Authors: We agree that the experimental section lacked sufficient statistical details. In the revised manuscript, we will expand §5 to include: the number of independent runs (3 runs per model-task pair to mitigate LLM output stochasticity, using temperature=0.2 and fixed seeds where possible), mean rates with standard deviations (e.g., diagnosis: 93.2% ± 1.8%, resolve: 21.4% ± 4.1%), and a description of task instance validation. Task representativeness was ensured through manual review by two telecom engineers for all 87 instances, confirming alignment with real 5G core bugs; we will report inter-rater agreement (Cohen's κ=0.87) and the subset used for specification injection.
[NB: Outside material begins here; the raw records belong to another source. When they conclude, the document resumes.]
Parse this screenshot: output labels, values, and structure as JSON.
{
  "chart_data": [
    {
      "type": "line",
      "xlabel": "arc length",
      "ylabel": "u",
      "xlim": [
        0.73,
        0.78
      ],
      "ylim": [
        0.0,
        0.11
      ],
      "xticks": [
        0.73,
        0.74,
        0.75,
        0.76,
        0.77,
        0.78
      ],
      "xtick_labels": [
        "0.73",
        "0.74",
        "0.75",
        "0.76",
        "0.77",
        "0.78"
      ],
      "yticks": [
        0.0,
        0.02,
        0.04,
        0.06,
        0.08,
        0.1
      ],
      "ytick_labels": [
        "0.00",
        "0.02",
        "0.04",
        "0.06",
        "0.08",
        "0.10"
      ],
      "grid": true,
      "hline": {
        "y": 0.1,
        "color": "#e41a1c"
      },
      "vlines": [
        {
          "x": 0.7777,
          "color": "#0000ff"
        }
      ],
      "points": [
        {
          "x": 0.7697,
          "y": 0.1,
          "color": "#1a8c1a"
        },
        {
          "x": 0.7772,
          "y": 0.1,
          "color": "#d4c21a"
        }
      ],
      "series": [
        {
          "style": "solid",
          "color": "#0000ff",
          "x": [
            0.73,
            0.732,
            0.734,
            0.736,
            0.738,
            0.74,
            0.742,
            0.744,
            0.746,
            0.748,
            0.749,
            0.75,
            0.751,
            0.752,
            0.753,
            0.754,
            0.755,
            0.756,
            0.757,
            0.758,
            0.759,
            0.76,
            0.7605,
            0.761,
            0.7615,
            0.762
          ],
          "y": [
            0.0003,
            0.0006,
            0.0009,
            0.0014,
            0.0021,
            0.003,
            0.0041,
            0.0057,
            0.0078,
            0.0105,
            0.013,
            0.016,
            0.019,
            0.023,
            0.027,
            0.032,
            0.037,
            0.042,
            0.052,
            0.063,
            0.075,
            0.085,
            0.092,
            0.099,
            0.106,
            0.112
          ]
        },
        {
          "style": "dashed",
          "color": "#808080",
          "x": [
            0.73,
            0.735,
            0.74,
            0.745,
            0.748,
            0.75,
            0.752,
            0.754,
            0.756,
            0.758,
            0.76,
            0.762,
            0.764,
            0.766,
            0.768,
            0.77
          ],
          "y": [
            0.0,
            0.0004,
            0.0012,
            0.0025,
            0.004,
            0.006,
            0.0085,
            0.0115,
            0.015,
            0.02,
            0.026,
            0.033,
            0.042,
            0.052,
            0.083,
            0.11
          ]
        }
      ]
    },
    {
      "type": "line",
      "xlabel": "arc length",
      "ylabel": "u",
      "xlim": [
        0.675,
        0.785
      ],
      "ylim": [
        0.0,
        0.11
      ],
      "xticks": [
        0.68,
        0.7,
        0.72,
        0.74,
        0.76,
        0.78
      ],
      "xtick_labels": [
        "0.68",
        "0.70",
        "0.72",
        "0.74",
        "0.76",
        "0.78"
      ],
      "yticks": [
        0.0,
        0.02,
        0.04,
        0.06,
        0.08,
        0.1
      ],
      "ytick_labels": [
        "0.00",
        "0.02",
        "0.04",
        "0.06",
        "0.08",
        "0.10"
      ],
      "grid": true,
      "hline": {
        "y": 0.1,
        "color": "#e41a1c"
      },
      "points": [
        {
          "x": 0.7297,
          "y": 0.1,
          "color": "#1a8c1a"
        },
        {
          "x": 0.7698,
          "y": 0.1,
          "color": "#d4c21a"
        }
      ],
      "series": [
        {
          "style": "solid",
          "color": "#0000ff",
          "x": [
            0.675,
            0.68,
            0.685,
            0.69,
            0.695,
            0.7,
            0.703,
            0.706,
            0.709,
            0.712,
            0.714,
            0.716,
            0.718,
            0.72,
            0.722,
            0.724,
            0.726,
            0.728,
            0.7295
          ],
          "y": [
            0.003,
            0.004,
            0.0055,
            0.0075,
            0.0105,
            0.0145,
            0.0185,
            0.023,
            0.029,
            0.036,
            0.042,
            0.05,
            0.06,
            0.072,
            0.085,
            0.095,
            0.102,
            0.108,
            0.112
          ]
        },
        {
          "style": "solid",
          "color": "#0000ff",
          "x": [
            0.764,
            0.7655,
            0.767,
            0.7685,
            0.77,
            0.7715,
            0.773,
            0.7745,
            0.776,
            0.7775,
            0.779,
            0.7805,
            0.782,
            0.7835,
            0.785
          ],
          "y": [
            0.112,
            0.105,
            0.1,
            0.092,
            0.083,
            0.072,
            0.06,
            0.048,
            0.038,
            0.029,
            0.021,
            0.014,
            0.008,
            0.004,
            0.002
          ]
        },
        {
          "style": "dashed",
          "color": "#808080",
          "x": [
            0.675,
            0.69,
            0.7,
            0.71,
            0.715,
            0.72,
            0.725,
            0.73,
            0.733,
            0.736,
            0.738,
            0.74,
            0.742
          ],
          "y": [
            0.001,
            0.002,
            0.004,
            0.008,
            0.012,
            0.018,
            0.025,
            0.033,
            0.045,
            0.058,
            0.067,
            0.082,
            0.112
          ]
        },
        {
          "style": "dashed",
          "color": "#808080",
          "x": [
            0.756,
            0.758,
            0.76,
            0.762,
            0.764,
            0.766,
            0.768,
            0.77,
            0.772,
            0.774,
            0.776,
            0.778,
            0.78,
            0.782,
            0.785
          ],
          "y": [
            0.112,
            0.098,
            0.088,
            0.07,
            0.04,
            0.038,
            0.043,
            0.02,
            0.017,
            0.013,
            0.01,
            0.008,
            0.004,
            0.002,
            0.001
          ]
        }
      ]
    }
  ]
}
The conditional improvement from 3GPP context was consistent across runs, with gains primarily on specification-dependent bugs (average +18% resolve rate) versus limited gains on generic checks (+3%). revision: yes
Circularity Check
No circularity: purely empirical benchmark construction and evaluation
full rationale
The paper collects task instances from open-source 5G projects, packages them into Docker environments with fail-to-pass tests, and runs experiments on LLMs to measure diagnosis and resolve rates. No equations, fitted parameters, uniqueness theorems, or derivations are present. All claims rest on direct experimental outcomes from the constructed benchmark rather than any self-referential reduction or self-citation chain. The dual test strategy and specification injection are design choices whose validity is externally testable via the released artifacts, not internally forced by the paper's own inputs.